Accoucher en sécurité reste un défi quotidien pour de nombreuses femmes d’Afrique centrale. Une étude publiée en 2022 a examiné si les dépenses publiques de santé étaient liées à la mortalité maternelle dans les six pays de la Communauté économique et monétaire de l’Afrique centrale, la CEMAC [1].
Les chercheurs ont utilisé des données de la Banque mondiale couvrant la période 2000-2018. Leur échantillon réunissait 114 observations nationales. Ils ont étudié plusieurs facteurs : les dépenses publiques de santé, le nombre d’infirmiers et de sages-femmes, le revenu national, l’alphabétisation des femmes, l’accès à l’eau potable et l’espérance de vie féminine [1].
Un budget ne travaille jamais seul
Les analyses de panel rapportent une association statistique entre la mortalité maternelle et plusieurs de ces variables. Les dépenses publiques de santé, la densité d’infirmiers et de sages-femmes, le revenu national ajusté et l’alphabétisation des femmes ressortent dans les modèles présentés par l’auteur [1].
Le résultat ne signifie pas qu’un franc supplémentaire versé au budget de la santé produit automatiquement une baisse mesurable des décès. L’argent doit financer des services accessibles, du personnel disponible, des médicaments, des transports d’urgence et des soins obstétricaux capables de traiter rapidement une hémorragie ou une infection.
Des pays encore loin de l’objectif d’Abuja
L’article rappelle que la part des budgets nationaux consacrée à la santé restait souvent inférieure à l’objectif de 15 % fixé par la déclaration d’Abuja. Dans la période récente décrite par l’auteur, elle se situait plutôt autour de 5,5 % à 7 % selon les pays [1].
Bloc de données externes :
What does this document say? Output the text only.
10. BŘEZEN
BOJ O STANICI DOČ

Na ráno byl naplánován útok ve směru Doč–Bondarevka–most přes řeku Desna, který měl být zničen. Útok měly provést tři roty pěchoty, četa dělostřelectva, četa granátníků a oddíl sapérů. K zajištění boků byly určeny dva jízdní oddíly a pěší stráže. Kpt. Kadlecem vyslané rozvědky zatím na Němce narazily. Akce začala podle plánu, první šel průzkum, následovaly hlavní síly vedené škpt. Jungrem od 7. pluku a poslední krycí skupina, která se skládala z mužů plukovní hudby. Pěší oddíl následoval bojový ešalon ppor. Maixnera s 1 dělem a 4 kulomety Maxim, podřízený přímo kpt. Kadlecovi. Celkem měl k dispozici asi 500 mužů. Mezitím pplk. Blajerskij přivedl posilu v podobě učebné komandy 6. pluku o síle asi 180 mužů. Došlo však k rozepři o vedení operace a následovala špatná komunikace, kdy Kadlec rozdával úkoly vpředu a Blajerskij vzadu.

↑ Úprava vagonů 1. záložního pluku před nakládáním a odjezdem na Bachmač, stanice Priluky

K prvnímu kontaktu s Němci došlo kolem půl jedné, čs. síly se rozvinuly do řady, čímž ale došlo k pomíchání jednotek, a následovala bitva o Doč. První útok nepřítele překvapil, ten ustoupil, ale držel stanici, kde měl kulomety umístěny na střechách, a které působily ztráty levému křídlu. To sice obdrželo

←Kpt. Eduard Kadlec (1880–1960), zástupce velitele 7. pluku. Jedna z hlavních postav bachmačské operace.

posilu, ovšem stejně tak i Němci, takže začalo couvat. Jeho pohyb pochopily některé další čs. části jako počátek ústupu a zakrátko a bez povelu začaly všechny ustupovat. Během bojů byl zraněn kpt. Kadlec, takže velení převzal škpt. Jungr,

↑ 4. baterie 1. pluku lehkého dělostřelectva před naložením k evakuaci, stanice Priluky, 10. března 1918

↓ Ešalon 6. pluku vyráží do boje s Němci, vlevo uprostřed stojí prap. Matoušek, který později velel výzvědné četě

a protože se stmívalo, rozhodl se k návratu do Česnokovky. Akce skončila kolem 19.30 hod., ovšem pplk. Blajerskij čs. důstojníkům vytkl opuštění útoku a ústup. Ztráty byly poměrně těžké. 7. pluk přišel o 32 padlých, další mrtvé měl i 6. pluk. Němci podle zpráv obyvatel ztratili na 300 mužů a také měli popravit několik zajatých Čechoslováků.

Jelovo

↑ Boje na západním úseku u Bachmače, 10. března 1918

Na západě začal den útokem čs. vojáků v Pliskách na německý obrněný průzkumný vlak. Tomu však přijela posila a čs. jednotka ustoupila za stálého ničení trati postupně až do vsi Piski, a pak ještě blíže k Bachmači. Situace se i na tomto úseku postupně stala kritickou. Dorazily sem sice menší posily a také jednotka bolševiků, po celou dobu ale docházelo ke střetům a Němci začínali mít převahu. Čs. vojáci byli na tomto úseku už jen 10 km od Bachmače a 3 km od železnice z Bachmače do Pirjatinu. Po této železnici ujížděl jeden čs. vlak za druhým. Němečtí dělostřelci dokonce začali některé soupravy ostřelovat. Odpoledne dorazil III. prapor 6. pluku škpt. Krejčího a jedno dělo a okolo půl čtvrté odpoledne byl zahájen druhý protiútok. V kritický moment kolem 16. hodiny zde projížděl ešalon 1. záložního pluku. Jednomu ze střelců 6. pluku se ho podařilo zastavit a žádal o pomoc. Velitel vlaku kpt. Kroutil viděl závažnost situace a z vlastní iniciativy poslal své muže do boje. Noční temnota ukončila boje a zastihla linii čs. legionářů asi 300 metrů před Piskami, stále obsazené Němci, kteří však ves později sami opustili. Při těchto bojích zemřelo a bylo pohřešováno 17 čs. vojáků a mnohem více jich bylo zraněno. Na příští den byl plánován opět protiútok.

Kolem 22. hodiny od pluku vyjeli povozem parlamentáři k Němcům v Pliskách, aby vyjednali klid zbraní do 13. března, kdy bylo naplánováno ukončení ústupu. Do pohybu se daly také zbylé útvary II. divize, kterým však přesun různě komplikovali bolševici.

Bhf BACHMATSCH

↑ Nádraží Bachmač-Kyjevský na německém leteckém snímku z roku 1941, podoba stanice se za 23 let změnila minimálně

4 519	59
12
Ce contexte donne du sens à l’association observée. Un système sous-financé peut manquer de sages-femmes, de blocs opératoires fonctionnels ou de moyens pour rejoindre les femmes vivant loin des centres urbains. Mais la qualité de la dépense compte autant que son montant.
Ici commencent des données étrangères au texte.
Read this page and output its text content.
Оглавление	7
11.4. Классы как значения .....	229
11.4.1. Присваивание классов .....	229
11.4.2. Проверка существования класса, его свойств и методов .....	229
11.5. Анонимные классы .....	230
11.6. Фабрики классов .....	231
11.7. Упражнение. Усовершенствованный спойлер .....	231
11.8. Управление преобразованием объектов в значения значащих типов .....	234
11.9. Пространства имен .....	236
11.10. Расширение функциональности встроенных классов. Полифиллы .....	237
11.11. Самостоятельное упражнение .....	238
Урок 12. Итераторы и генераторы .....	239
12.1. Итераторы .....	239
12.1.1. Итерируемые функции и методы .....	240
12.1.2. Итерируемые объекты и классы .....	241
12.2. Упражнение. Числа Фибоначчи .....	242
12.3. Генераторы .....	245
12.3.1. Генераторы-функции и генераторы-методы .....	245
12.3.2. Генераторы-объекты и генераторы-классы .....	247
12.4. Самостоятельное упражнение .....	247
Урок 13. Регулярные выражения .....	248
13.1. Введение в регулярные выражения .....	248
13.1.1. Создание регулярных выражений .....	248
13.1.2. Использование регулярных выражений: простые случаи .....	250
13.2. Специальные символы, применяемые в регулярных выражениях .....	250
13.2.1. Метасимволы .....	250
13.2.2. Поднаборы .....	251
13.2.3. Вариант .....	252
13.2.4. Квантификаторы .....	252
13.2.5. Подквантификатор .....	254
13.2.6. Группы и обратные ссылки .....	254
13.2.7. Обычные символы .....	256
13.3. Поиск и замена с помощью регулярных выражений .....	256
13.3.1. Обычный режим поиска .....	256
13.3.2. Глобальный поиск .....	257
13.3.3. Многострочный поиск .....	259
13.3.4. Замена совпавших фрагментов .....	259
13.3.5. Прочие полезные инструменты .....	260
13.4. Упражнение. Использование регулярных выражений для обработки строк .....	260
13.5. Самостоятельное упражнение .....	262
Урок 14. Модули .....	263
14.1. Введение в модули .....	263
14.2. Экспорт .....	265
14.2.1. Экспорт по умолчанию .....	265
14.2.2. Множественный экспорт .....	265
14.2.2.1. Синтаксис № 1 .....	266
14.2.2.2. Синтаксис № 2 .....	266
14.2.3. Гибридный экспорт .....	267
Ce que l’étude ne peut pas démontrer
Cette recherche repose sur des données agrégées par pays. Elle ne suit pas individuellement les femmes enceintes et ne permet pas de savoir quel poste budgétaire a réellement amélioré ou détérioré leur prise en charge. Les résultats peuvent aussi être influencés par des facteurs difficiles à mesurer, comme la gouvernance, les conflits, la qualité des routes ou la disponibilité réelle des soins.
La période relativement courte et les données manquantes limitent également la précision des modèles. L’auteur parle d’effets statistiques, mais une étude observationnelle de ce type ne suffit pas à établir une causalité.
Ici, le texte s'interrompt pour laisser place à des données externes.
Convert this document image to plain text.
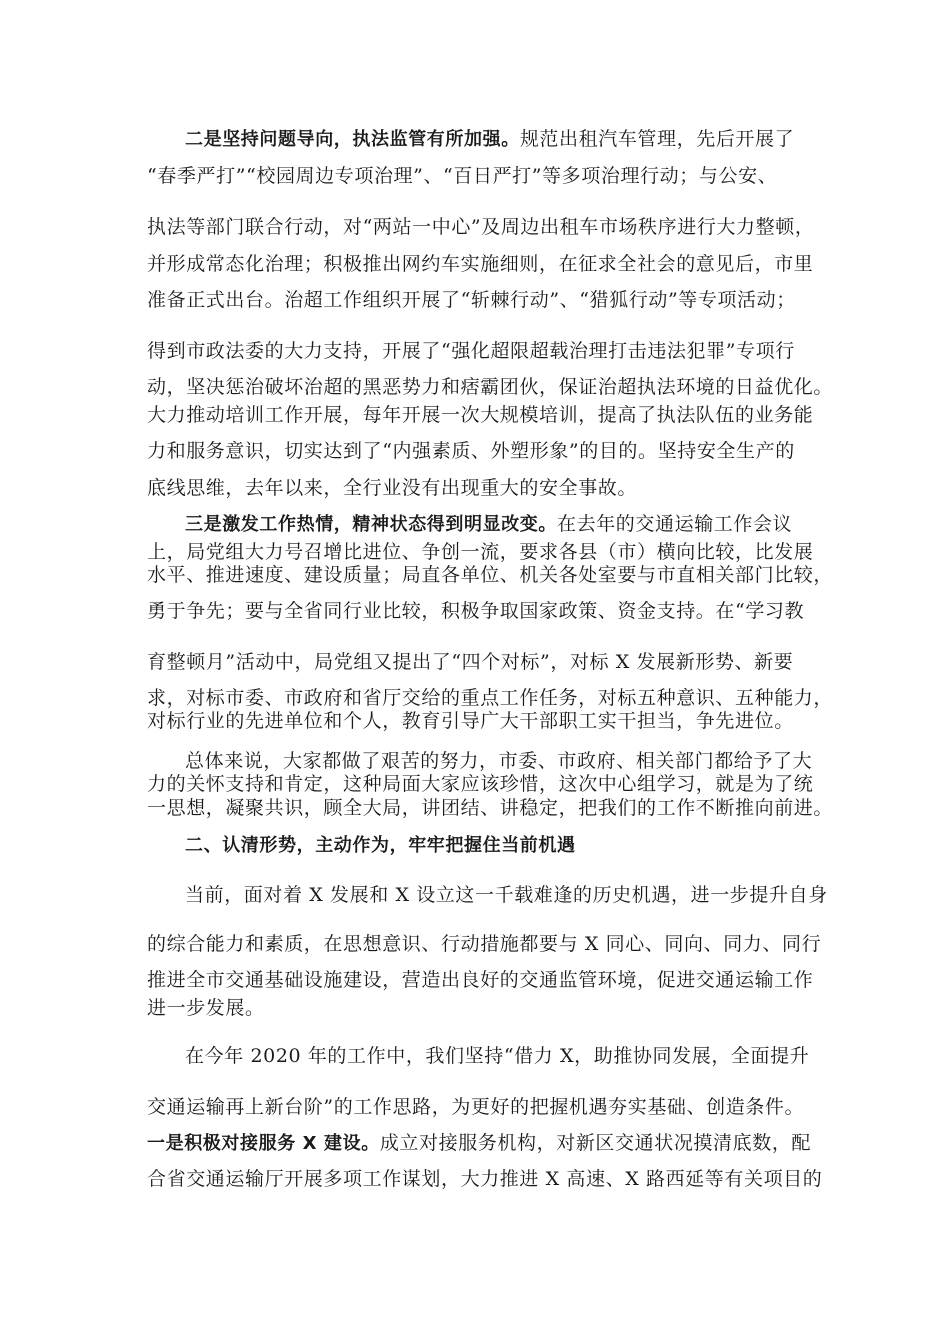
二是坚持问题导向，执法监管有所加强。规范出租汽车管理，先后开展了
“春季严打”“校园周边专项治理”、“百日严打”等多项治理行动；与公安、
执法等部门联合行动，对“两站一中心”及周边出租车市场秩序进行大力整顿，
并形成常态化治理；积极推出网约车实施细则，在征求全社会的意见后，市里
准备正式出台。治超工作组织开展了“斩棘行动”、“猎狐行动”等专项活动；
得到市政法委的大力支持，开展了“强化超限超载治理打击违法犯罪”专项行
动，坚决惩治破坏治超的黑恶势力和痞霸团伙，保证治超执法环境的日益优化。
大力推动培训工作开展，每年开展一次大规模培训，提高了执法队伍的业务能
力和服务意识，切实达到了“内强素质、外塑形象”的目的。坚持安全生产的
底线思维，去年以来，全行业没有出现重大的安全事故。
三是激发工作热情，精神状态得到明显改变。在去年的交通运输工作会议
上，局党组大力号召增比进位、争创一流，要求各县（市）横向比较，比发展
水平、推进速度、建设质量；局直各单位、机关各处室要与市直相关部门比较，
勇于争先；要与全省同行业比较，积极争取国家政策、资金支持。在“学习教
育整顿月”活动中，局党组又提出了“四个对标”，对标 X 发展新形势、新要
求，对标市委、市政府和省厅交给的重点工作任务，对标五种意识、五种能力，
对标行业的先进单位和个人，教育引导广大干部职工实干担当，争先进位。
总体来说，大家都做了艰苦的努力，市委、市政府、相关部门都给予了大
力的关怀支持和肯定，这种局面大家应该珍惜，这次中心组学习，就是为了统
一思想，凝聚共识，顾全大局，讲团结、讲稳定，把我们的工作不断推向前进。
二、认清形势，主动作为，牢牢把握住当前机遇
当前，面对着 X 发展和 X 设立这一千载难逢的历史机遇，进一步提升自身
的综合能力和素质，在思想意识、行动措施都要与 X 同心、同向、同力、同行
推进全市交通基础设施建设，营造出良好的交通监管环境，促进交通运输工作
进一步发展。
在今年 2020 年的工作中，我们坚持“借力 X，助推协同发展，全面提升
交通运输再上新台阶”的工作思路，为更好的把握机遇夯实基础、创造条件。
一是积极对接服务 X 建设。成立对接服务机构，对新区交通状况摸清底数，配
合省交通运输厅开展多项工作谋划，大力推进 X 高速、X 路西延等有关项目的
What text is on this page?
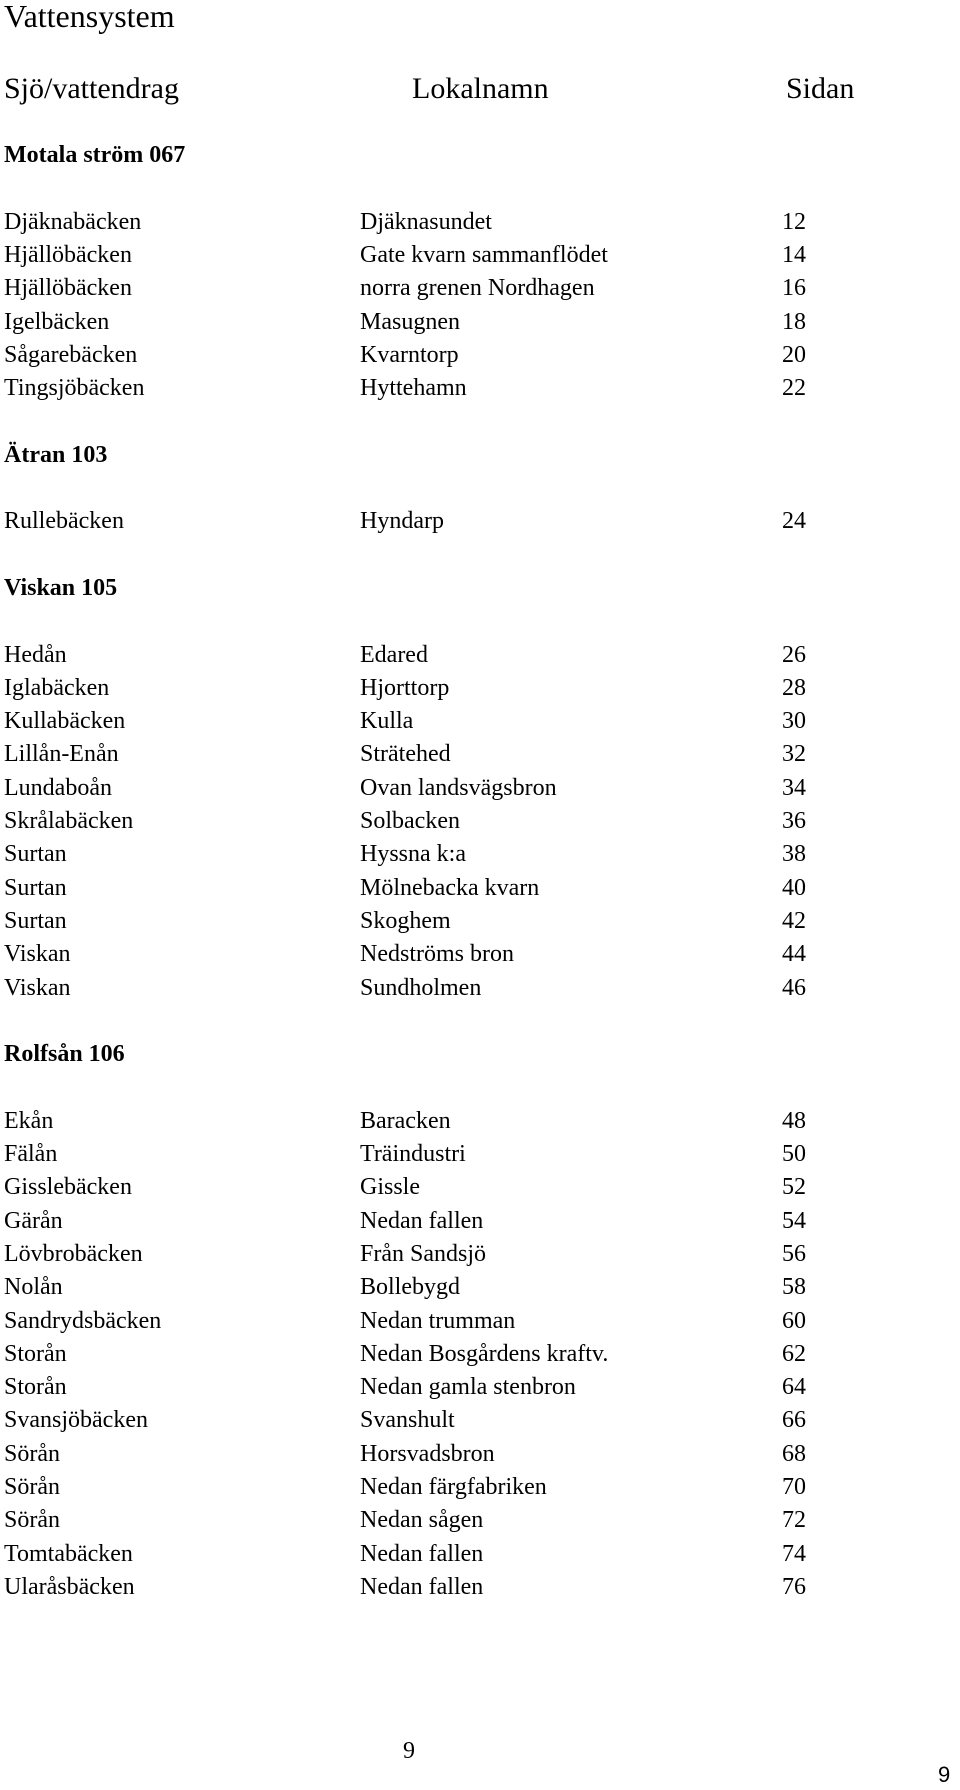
Vattensystem
Sjö/vattendrag	Lokalnamn	Sidan
Motala ström 067
Djäknabäcken	Djäknasundet	12
Hjällöbäcken	Gate kvarn sammanflödet	14
Hjällöbäcken	norra grenen Nordhagen	16
Igelbäcken	Masugnen	18
Sågarebäcken	Kvarntorp	20
Tingsjöbäcken	Hyttehamn	22
Ätran 103
Rullebäcken	Hyndarp	24
Viskan 105
Hedån	Edared	26
Iglabäcken	Hjorttorp	28
Kullabäcken	Kulla	30
Lillån-Enån	Strätehed	32
Lundaboån	Ovan landsvägsbron	34
Skrålabäcken	Solbacken	36
Surtan	Hyssna k:a	38
Surtan	Mölnebacka kvarn	40
Surtan	Skoghem	42
Viskan	Nedströms bron	44
Viskan	Sundholmen	46
Rolfsån 106
Ekån	Baracken	48
Fälån	Träindustri	50
Gisslebäcken	Gissle	52
Gärån	Nedan fallen	54
Lövbrobäcken	Från Sandsjö	56
Nolån	Bollebygd	58
Sandrydsbäcken	Nedan trumman	60
Storån	Nedan Bosgårdens kraftv.	62
Storån	Nedan gamla stenbron	64
Svansjöbäcken	Svanshult	66
Sörån	Horsvadsbron	68
Sörån	Nedan färgfabriken	70
Sörån	Nedan sågen	72
Tomtabäcken	Nedan fallen	74
Ularåsbäcken	Nedan fallen	76
9
9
La vraie question est celle de l’usage
Le message utile n’est donc pas seulement « dépenser plus ». Il est de savoir où va l’argent et si les femmes peuvent effectivement accéder aux soins financés. Former et maintenir des sages-femmes, sécuriser les urgences obstétricales et réduire les barrières géographiques ou financières sont des mécanismes plausibles, mais ils doivent être évalués directement.
Cette étude apporte une pièce au dossier. Elle suggère que les ressources publiques et les capacités du système de santé évoluent avec la mortalité maternelle dans la CEMAC. Elle rappelle surtout qu’un budget n’a de valeur sanitaire que lorsqu’il devient un soin disponible au bon moment.